A vida é uma caixinha de surpresas, uma hora está um mar de rosas, e de repente... POW! Fica tudo do avesso. Mas isso não significa que devo botar a culpa em qualquer coisa que me venha na cachola...
Já parou pra analisar que mesmo estando errados nós sempre
culpamos os outros? Não nos importamos se isso trará frutos bons. Porém, continuamos aqui, com nossas vidinhas de sempre, planejando mudanças e
não contribuindo para a verdadeira metamorfose. Esquecendo de nos transformar
em borboletas, que deixam as virtudes nos levar. Em contra partida, vivemos
presos nesse casulo, que mais parece um submundo!

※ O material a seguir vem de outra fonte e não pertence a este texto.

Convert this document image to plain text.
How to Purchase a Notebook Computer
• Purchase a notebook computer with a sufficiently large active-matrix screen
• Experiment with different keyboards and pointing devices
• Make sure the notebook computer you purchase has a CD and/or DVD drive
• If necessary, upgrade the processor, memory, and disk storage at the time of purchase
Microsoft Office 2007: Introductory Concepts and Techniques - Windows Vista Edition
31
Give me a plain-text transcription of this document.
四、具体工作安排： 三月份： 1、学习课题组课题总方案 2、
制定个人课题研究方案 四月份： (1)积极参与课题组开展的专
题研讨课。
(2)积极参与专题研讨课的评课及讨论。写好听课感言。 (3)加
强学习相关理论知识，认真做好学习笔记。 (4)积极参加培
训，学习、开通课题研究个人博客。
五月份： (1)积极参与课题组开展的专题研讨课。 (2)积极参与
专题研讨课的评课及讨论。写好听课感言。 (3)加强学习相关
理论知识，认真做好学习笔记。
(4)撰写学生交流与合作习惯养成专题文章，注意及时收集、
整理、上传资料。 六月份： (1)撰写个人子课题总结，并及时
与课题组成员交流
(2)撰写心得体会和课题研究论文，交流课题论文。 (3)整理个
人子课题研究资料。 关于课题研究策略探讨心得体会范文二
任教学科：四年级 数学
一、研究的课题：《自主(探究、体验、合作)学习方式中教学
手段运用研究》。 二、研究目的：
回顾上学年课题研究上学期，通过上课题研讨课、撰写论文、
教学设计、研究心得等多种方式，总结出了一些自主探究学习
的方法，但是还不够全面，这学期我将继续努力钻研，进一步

A esperança que renasce a cada ano, não é sempre a mesma. Ela muda e se transforma. Se possível, renova, todavia, ela renova você, e não a si própria.
Acredita-se que procuramos muito a fórmula da felicidade, o que acho confuso e incrédulo, ou desnecessário. Mas não posso fazer nada se
estamos em constante movimento, já que a cada passo que damos há um novo
desconforto.
Pode me chamar de ranzinza, rabugenta, infeliz, apenas não ligo, muito pior me importo, porque para mim, hoje, tanto faz como fez.
Agora sai logo desse casulo, e se transforme! Está na hora de virar borboleta, chega de ser uma lagarta presa, liberte-se dai, e vai voar, vai ser livre, vai!